Texto y dirección son, a su vez, los medios que han permitido a los actores dar vida a unos seres que rezuman autenticidad, llenos de contradicciones, sumidos en un cruce de direcciones encontradas, entre lo que les dicta su sentir y lo que ejecuta su hacer en un repertorio de motivaciones emocionales que va desde el amor y el deseo de poder a la venganza y el miedo a la soledad. En sus gestos, en sus movimientos y en sus cambios de registro quedan recogidos todos esos pequeños matices en los que está la intensidad de los grandes momentos, esos  detalles aparentemente nimios que se convierten en puntos de inflexión para esas vidas que duran más que el tiempo de la función a través del recuerdo que generan en los que hemos ido a verles representados.

Juan Echanove despliega como patriarca de los Karamazov un derroche interpretativo que hace de él no solo el señor de un clan, sino también un humillante padre, un amante que no ama, un despiadado ser humano, un tirano cruel y despiadado. Una brutalidad psicológica con la que gobierna a su familia y una riqueza actoral con la que hace suyo el patio de butacas. Fernando Gil demuestra que lo suyo es más que presencia física y capacidades atléticas, su cuerpo es el vehículo a través del cual el hijo Dimitri rezuma el hartazgo, la rabia y el deseo que desencadenan los acontecimientos de los que hemos de ser testigos. Oscar de la Fuente es muy sutil, y desde su secundario Smerdiakov, ese hijo bastardo despreciado por su limitada inteligencia, construye una presencia llena de destellos que le hacen coprotagonista, tanto del devenir de la familia retratada, como de su escenificación. Sin olvidar a Marta Poveda, la mujer que desata las pasiones incompatibles de un padre y su hijo, y Lucía Quintana, esa a la que se las niegan. Ellas son, cada vez que aparecen en escena, ese punto que acumula las energías que flotan en el ambiente para dirigirlas en una u otra dirección.
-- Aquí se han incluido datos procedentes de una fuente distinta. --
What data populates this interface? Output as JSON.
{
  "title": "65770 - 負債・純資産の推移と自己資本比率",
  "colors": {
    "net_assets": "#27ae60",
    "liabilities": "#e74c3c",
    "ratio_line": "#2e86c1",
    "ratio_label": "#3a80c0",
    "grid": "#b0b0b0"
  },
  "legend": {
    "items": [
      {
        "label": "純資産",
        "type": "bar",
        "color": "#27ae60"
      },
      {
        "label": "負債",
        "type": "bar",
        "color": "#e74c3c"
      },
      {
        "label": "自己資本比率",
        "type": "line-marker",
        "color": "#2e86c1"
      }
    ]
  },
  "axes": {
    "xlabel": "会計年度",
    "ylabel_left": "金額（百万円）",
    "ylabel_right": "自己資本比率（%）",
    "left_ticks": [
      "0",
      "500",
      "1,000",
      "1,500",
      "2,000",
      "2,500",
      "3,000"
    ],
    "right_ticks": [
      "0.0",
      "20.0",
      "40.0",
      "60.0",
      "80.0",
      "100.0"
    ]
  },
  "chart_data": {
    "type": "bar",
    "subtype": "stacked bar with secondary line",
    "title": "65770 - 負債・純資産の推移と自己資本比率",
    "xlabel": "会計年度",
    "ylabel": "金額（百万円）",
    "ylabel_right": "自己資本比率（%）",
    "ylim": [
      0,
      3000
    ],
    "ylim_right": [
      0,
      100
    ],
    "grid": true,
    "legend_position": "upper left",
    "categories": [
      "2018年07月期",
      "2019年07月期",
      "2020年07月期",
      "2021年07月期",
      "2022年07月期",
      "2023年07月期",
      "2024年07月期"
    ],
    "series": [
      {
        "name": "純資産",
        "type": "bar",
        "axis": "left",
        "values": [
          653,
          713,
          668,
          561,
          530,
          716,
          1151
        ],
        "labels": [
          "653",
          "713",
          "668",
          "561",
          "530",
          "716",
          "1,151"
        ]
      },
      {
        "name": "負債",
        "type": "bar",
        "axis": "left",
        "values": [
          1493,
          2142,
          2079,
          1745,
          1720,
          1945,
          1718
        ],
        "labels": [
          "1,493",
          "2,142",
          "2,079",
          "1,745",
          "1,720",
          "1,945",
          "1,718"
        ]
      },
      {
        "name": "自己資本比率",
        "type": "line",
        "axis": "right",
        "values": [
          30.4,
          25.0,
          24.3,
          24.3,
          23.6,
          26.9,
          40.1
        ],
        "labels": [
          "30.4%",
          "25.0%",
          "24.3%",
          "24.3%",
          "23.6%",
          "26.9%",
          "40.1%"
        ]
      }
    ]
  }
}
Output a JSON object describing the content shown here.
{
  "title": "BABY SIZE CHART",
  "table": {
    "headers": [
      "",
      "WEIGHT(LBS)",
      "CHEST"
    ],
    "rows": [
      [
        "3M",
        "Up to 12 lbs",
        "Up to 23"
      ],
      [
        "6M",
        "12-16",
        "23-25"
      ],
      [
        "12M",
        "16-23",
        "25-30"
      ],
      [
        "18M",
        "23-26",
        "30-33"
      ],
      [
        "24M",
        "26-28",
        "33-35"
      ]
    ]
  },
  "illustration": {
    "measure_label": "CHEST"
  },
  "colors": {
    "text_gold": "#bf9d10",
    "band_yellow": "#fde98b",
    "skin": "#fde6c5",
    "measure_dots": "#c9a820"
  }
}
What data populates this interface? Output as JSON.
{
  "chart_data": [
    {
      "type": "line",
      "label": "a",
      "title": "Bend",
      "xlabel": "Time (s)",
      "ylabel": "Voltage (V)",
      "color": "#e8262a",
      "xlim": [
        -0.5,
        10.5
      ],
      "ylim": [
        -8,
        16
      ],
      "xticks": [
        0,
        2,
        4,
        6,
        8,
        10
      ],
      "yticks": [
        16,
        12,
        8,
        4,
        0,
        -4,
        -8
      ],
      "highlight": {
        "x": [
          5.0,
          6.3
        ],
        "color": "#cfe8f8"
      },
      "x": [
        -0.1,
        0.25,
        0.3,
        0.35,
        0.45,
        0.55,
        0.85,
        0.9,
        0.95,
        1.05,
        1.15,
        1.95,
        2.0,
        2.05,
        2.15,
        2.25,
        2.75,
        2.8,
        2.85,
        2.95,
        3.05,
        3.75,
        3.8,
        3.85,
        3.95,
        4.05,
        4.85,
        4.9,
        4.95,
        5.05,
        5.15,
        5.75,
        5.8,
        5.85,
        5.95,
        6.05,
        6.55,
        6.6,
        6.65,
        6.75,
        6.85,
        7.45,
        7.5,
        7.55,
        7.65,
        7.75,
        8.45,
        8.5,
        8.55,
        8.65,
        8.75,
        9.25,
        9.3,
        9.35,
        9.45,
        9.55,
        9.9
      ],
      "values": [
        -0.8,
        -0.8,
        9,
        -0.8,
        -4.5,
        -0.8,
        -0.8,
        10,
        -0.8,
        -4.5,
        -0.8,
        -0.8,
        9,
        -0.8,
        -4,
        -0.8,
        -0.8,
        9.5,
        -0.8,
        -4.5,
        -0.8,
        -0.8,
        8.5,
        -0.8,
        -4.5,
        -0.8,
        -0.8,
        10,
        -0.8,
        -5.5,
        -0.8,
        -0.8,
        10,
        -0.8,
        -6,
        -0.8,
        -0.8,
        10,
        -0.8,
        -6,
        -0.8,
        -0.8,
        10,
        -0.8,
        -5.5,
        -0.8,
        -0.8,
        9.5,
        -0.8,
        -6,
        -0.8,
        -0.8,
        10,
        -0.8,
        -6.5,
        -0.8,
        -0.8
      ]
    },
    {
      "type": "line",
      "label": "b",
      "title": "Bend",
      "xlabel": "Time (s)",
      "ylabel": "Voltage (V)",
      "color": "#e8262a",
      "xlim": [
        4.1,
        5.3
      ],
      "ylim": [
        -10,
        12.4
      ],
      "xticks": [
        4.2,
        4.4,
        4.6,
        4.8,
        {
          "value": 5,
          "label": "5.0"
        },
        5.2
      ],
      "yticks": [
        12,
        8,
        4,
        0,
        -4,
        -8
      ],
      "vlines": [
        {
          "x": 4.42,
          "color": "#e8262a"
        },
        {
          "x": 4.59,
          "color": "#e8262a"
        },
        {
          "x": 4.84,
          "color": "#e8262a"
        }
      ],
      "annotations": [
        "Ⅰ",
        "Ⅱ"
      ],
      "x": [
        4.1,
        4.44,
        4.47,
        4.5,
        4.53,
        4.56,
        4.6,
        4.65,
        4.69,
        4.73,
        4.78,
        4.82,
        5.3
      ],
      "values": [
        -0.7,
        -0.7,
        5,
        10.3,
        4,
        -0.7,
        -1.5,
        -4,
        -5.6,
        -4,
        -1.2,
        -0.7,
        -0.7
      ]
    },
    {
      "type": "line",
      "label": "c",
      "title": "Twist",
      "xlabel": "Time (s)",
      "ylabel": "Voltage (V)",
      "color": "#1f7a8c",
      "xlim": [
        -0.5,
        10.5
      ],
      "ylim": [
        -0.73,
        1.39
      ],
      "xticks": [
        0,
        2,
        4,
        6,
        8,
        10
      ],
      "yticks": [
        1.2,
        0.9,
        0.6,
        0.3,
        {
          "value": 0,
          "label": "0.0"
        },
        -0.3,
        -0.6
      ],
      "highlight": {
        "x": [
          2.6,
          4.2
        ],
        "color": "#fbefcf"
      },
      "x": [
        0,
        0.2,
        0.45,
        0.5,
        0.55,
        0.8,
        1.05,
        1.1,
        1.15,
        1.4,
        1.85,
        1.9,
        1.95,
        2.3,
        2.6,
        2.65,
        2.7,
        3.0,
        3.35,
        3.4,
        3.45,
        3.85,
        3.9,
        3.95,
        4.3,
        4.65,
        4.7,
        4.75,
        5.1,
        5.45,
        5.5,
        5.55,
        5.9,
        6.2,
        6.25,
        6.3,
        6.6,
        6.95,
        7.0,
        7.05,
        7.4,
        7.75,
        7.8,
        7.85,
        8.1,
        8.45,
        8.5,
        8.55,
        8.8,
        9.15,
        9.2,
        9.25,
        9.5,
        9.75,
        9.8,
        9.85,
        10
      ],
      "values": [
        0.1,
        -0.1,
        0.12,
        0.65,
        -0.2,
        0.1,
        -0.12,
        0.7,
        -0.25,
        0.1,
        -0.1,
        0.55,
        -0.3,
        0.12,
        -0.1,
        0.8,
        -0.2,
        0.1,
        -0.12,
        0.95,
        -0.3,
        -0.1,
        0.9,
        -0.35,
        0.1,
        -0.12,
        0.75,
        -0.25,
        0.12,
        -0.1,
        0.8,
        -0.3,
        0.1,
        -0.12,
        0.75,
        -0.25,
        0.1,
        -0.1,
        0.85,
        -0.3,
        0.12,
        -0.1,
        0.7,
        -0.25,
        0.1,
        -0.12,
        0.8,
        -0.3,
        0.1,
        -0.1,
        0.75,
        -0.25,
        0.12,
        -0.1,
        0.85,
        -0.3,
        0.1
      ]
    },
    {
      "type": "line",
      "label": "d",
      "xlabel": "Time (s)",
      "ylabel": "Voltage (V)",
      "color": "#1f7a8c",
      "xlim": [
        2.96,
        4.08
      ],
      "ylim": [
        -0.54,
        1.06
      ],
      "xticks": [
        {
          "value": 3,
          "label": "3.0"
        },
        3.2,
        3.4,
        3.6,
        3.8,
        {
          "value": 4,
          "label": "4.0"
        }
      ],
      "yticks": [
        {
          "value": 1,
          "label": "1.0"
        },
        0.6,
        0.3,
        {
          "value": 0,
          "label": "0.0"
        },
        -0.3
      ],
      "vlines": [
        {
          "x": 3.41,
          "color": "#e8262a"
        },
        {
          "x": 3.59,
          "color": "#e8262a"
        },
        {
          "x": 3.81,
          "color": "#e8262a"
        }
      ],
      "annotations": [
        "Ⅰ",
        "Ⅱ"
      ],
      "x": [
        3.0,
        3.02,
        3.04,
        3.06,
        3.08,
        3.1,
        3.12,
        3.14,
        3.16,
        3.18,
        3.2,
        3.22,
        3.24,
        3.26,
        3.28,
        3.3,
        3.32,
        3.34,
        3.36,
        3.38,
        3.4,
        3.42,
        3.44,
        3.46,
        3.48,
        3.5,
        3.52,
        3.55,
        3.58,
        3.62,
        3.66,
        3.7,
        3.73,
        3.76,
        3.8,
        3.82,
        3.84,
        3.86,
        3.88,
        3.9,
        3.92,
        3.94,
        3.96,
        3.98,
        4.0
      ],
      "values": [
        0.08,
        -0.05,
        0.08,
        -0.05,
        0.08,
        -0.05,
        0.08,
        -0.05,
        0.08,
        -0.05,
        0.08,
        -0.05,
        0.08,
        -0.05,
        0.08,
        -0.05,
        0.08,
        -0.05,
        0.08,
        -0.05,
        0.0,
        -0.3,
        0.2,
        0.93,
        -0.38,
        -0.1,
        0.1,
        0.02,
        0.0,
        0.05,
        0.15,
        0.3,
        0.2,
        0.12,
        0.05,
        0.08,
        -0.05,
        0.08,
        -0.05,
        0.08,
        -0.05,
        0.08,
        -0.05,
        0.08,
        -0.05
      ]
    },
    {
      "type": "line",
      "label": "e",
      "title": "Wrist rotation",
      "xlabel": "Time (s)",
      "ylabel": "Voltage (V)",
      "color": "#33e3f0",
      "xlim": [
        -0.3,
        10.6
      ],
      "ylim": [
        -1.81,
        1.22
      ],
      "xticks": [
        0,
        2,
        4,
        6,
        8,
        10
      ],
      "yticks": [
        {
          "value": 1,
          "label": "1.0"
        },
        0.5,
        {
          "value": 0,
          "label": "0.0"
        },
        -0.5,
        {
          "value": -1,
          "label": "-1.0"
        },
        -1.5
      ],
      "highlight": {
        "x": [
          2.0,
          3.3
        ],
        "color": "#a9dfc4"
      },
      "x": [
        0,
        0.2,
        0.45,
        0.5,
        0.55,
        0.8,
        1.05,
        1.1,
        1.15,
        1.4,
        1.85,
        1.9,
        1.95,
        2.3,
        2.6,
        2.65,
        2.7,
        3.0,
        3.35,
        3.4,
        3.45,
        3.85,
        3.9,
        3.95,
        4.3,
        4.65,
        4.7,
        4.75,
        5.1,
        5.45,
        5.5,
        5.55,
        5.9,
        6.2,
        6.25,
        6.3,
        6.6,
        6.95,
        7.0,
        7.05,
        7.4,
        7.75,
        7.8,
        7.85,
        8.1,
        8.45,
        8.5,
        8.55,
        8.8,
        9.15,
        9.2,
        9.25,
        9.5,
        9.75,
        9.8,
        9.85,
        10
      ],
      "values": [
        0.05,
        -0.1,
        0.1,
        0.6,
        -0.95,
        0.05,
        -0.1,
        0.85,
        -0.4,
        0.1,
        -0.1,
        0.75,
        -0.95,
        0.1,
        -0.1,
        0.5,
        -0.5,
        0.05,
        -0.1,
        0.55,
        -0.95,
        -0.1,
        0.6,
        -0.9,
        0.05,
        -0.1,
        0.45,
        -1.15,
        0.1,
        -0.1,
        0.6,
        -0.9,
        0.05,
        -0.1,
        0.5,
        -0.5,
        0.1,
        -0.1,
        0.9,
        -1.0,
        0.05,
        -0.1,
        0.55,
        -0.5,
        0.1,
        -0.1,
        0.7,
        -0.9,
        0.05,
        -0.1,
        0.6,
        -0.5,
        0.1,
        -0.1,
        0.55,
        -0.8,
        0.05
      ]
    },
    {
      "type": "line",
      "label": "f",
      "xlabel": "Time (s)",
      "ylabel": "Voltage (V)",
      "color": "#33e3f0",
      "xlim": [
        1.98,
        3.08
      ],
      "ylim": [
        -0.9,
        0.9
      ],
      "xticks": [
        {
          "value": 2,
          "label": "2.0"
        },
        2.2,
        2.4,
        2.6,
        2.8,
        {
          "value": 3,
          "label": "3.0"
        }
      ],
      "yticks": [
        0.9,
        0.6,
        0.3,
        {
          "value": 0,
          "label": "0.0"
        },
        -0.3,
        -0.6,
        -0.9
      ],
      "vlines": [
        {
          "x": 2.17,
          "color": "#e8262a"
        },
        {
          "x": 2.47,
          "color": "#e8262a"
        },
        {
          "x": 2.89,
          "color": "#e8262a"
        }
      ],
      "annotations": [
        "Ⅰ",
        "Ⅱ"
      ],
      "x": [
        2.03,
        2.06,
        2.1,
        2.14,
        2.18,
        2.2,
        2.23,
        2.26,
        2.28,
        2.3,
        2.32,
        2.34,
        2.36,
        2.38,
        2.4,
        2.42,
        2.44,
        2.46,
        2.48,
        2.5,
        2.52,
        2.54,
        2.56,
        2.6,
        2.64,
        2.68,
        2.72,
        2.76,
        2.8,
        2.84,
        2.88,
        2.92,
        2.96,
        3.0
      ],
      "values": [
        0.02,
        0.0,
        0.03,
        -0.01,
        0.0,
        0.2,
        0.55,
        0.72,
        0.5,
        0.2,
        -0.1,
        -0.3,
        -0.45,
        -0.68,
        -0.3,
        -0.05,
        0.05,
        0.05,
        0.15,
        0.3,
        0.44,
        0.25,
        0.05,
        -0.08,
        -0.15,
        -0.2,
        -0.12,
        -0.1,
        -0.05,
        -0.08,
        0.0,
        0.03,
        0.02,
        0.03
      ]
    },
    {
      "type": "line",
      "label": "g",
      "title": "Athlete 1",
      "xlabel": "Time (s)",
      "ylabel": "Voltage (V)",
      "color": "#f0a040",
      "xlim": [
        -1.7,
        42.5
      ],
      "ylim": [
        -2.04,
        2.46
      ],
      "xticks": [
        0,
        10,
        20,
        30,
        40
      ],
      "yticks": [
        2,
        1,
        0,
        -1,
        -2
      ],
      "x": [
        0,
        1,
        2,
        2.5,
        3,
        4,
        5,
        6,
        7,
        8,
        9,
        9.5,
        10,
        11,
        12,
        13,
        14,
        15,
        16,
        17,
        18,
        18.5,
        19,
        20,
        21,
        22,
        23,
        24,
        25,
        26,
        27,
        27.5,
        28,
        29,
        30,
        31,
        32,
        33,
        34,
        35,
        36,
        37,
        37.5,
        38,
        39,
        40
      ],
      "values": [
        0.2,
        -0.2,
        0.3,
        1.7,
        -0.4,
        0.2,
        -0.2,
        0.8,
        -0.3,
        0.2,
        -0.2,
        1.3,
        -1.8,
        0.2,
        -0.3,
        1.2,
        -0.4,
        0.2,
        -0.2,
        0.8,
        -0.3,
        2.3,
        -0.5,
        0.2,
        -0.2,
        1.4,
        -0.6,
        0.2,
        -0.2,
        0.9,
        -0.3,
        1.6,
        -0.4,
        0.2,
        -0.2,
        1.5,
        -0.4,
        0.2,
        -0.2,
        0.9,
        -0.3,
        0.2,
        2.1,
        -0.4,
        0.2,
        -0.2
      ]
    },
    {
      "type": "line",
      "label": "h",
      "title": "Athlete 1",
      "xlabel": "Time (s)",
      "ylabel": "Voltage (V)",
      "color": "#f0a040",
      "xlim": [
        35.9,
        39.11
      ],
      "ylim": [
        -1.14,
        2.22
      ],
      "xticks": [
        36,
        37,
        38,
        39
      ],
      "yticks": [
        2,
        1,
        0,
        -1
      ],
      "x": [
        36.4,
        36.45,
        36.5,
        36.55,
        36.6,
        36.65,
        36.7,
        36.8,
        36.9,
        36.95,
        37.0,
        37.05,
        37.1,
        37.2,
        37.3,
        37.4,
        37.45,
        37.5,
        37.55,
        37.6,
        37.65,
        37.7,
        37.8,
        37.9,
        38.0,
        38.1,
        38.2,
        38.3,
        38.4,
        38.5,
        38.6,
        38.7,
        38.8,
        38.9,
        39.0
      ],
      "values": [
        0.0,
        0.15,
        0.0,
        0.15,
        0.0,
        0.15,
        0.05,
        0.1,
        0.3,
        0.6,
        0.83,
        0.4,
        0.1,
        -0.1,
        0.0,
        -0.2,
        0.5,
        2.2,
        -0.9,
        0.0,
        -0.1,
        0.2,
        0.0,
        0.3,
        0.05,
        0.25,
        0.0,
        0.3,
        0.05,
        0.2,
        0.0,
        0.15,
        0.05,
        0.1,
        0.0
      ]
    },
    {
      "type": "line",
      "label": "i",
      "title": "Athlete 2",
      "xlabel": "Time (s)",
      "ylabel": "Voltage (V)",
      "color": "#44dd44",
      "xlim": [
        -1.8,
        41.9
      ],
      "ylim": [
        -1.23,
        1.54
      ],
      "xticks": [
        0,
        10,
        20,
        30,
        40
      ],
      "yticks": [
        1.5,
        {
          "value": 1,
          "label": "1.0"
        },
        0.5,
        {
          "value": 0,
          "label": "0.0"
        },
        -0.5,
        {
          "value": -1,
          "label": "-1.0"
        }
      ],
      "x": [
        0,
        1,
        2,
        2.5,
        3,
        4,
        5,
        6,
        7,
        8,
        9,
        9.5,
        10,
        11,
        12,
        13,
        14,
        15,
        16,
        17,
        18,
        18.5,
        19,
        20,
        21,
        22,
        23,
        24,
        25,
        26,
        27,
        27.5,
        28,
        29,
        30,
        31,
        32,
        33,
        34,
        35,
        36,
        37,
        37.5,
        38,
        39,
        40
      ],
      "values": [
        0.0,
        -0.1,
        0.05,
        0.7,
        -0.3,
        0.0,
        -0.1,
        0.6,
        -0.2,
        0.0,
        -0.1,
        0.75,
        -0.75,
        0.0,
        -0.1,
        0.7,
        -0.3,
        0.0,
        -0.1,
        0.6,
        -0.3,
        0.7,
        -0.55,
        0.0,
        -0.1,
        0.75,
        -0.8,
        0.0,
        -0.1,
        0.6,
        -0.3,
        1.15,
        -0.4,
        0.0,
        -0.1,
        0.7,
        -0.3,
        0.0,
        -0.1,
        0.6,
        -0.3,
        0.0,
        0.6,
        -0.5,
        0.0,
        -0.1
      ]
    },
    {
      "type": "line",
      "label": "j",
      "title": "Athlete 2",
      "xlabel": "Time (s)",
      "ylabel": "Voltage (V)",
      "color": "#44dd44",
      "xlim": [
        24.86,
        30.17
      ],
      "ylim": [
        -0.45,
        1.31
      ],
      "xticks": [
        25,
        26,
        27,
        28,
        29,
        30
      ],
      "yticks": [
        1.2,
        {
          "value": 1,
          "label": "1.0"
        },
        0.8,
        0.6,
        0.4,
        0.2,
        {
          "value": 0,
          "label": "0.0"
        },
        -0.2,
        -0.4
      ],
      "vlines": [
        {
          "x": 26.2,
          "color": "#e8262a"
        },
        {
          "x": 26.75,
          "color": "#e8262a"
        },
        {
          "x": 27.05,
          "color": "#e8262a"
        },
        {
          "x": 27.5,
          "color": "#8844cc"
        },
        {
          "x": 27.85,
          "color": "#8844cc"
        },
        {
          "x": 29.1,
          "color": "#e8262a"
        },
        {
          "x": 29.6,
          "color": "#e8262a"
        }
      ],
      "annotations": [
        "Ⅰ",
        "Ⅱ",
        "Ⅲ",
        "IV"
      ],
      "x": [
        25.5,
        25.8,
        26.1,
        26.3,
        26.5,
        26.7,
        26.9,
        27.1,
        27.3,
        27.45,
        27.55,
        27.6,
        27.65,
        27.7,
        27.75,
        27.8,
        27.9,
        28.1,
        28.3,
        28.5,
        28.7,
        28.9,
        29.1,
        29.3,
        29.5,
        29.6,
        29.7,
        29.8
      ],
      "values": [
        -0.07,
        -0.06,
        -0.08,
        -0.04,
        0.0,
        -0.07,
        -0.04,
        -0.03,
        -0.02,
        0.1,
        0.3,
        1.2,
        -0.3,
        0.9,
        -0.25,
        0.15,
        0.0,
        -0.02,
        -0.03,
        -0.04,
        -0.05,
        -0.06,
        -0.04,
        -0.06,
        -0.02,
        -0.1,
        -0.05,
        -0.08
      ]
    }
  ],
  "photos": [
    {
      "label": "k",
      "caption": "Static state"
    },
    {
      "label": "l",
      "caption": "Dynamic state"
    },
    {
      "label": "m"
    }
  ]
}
Hay algún aspecto menor que podría haberse evitado como el recurrir a músicas reconocidas (la banda sonora del Drácula de Coppola compuesto por Wojciech Kilar en la primera entrada de Juan Echanove), algunos momentos físicos de Fernando Gil que parecen más concebidos con un enfoque de encuadre cinematográfico que de movimiento escénico, o las proyecciones que resultan más rellenos estéticos que elementos narrativos. Apenas unos apuntes frente a los que hay que destacar una efectiva escenografía y una expresiva iluminación, medios con los que acentuar el brillo y excelencia del trabajo integral de texto, dirección e interpretación que se aúnan en esta adaptación teatral y puesta en escena de la que fuera la última novela de León Tolstoi.

“Los hermanos Karamazov” en el Centro Dramático Nacional (Madrid).